Chapadão do Céu is a municipality in southwestern Goiás state, Brazil. It is a large producer of grains (soybeans and corn) and has a high standard of living.

==Geographical Information==
It is located on the dividing line between the states of Mato Grosso do Sul and Goiás. The distance to the state capital, Goiânia, is 467 km. Connecting highways are BR-060 / Guapó / Cezarina / Indiara / Acreúna / Rio Verde / Jataí / GO-050 (40 km unpaved road). Distances to other towns are: 50 km. to Chapadão do Sul; 109 km. to Mineiros; 106 km. to Jataí; 255 km. to Rio Verde; and 451 km. to Itumbiara.

Municipal boundaries are with:
- North: Serranópolis and Mineiros;
- West: Mineiros and Costa Rica (MS);
- South: Chapadão do Sul (MS);
- East: Aporé.
For a map see Chapadaodoceu

==Demographic and Political Data==
- Population growth rate 1996/2000: 9.48%
- Population growth rate 2000/2007: 4.92%
- Mayor (Prefeito)--Eduardo Pagnocelli Peixoto
- Vice-mayor (Vice-Prefeito)--Paulo Rodrigues da Cunha
- City council (Vereadores): 09

==Economy==
Despite the low fertility of the soil, the region has agricultural potential because of the flat land and abundance of water. There are plantations of soybeans, corn, and rice, which show good averages of productivity after soil correction, modern techniques, and the use of advanced machines and equipment are applied. In 2006 there were 126 agricultural installations with 56,140 hectares of planted area. Only 36 of these farms had cattle. Forty five of the farms had tractors.

Economic Activity
- Industrial units: 08 (2007)
- Retail units: 113
- Financial institutions: Banco do Brasil S.A.

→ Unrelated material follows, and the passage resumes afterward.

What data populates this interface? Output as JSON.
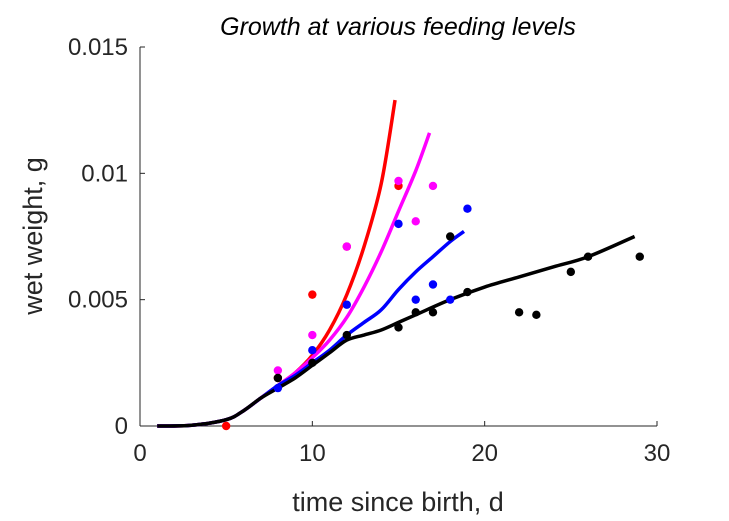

Agricultural Production (2006)
- cattle: 19,000 head
- cotton: 6,945 hectares
- corn: 33,911 hectares
- soybeans: 101,946 hectares
- sorghum: 20,000 hectares
Data are from 2006 and can be found at IBGE

==Best quality of life in Goiás==
Chapadão is becoming one of the state's biggest producers of soybeans and corn. It was also singled out in 2003 as having the highest ranking in the state of Goiás on the United Nations Human Development Index.chapadaodoceu The index was 0.834, ranking Chapadão 1 out of 242 municipalities in Goiás and 100 out of 5,507 municipalities in the country. All the water in the town is treated, all the children go to public school, and there is almost zero infant mortality. See Human Development Index

==Education and Health==
- Literacy rate in 2000: 95.1% (the highest in the state)
- Schools: 07 (2006) with 1,987 students
- Infant mortality rate in 2000: 11.36 in 1,000 live births
- Hospitals: 01 with 14 beds (2007)
- Public health clinics: 04

==Climate and Tourism==
Chapadão do Céu has about 32% of its total area in reserves, including the Parque Nacional das Emas, legal reserves (20% of rural properties) and permanent reserves (river banks, streams, and springs).

The climate is moist tropical with an average annual temperature between 19 °C and 37 °C. The relative air humidity is around 55%.
The region is watered by the following rivers: Água Amarela, Aporé, Corrente, Formoso, Jacuba, Prata, Pratinha and Sucuriú. The municipality is the gateway to the largest preserved area of the cerrado bioma in the world: the Parque Nacional das Emas, with its rich variety of flowers, plants, animals, birds, and beautiful landscapes.